November 22, 2024

U.S. Presses Europe to Stop Spread of Greek Debt Crisis

In phone calls and meetings over the last week, President Obama urged Mrs. Merkel and President Nicolas Sarkozy of France to take coordinated measures — including spending billions in additional funds to bail out Greece and bolster European financial institutions — to prevent Greece’s debt woes from spreading to its neighbors.

The American pressure was on display again Friday and will be this weekend at a gathering of the world’s finance ministers in Washington.

Yet administration officials played down the likelihood of concerted action emerging from these meetings of the International Monetary Fund and the World Bank. At best, they said, the ministers might lay the groundwork for a bolder response in November, when leaders of the Group of 20 industrialized nations meet in Cannes, France.

Recognition is growing that Europe’s debt crisis is now perhaps the largest shadow hanging over the global economy. Although trade with Europe represents only a small share of the American economy, Europe’s problems have repeatedly rattled Wall Street over the last year and a half, eroding confidence and deepening fears of businesses and consumers.

“The biggest single risk to the United States today is that the European situation will spiral out of control,” said Edwin M. Truman, a former Treasury official who is now at the Peterson Institute for International Economics. “Europe is not going to save the U.S. economy, but it could be the straw that breaks it.”

Kenneth Rogoff, a Harvard economist who has written about the history of financial crises, puts Europe’s effect on the United States in blunt political terms. “The downside scenario is awful,” he said, “and if it happens before the U.S. election, it would turn a toss-up election into one in which the president is a huge underdog.

“The administration’s hope is that the Europeans will kick the can down the road far enough that it gets past the election,” said Mr. Rogoff, who has advised Mr. Obama and Republicans.
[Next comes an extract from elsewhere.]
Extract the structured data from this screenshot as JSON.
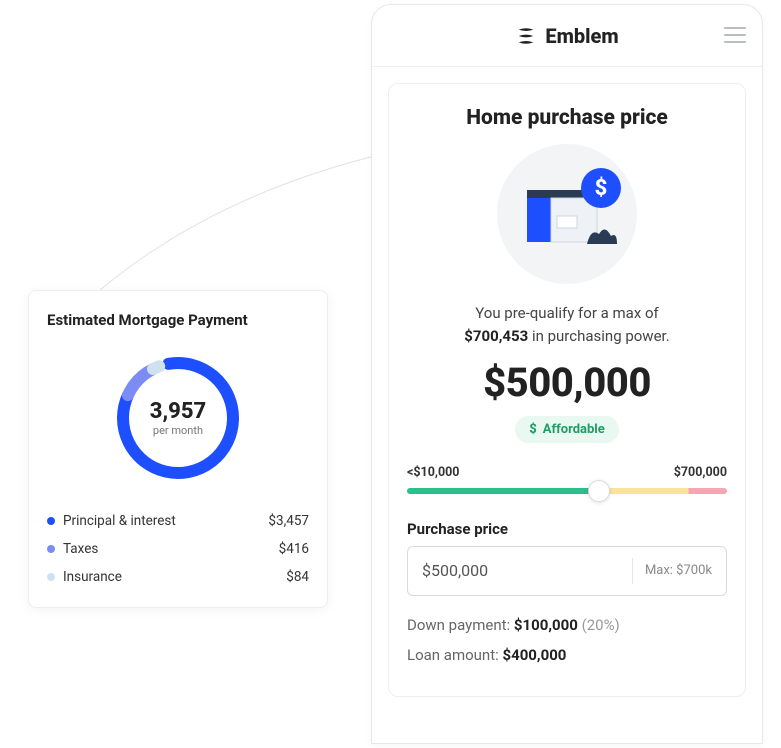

The administration has trained much of its attention on the figure who may have the greatest ability to influence the outcome in Europe: Mrs. Merkel, the German chancellor. Since he took office, Mr. Obama has met or spoken with Mrs. Merkel 28 times — a pace befitting someone who may have as much influence on his fortunes as his rivals in Washington.

In their most recent call, on Monday, Mr. Obama encouraged Mrs. Merkel to throw more financial firepower at the crisis. The conversation delved into technical details, as well as the risk of financial contagion, said a senior administration official who was not authorized to discuss the call and spoke on condition of anonymity.

Mrs. Merkel faces daunting political obstacles — which Mr. Obama fully recognizes, this official said — in persuading the German public to spend hundreds of billions of euros to bail out Greece and potentially other Mediterranean countries.

While the United States is offering lessons drawn from its own crisis in 2008, the Treasury secretary, Timothy F. Geithner, and other officials are treading carefully to avoid antagonizing Europeans who complain the United States has no business lecturing them. When Mr. Geithner attended a meeting of European finance ministers last week in Wroclaw, Poland, a handful of officials from smaller countries criticized him afterward, but American officials said the meeting was more productive behind closed doors.

The administration’s lobbying effort takes two main forms. One is to press the argument, supported by many economists, that Germany benefits enormously from preserving the euro in its current form rather than abandoning it or standing by as it collapses.

By combining its Deutschmark with the currencies of poorer countries, like Greece, Germany has been able to have a cheaper currency than it would on its own and to export far more than it otherwise might. And exports, which account for a larger share of the German economy than the American economy, have been the main engine of Germany’s recovery.

“There’s a growing narrative that this is a morality play, that this is all about fiscal profligacy in Southern Europe,” said Austan Goolsbee, a former top economic adviser to Mr. Obama, speaking on a panel discussion Thursday at the I.M.F. offices. “But if the Germans are saying, ‘We don’t like the spending by Southern Europe,’ they must also recognize that they’ve been the great beneficiaries.”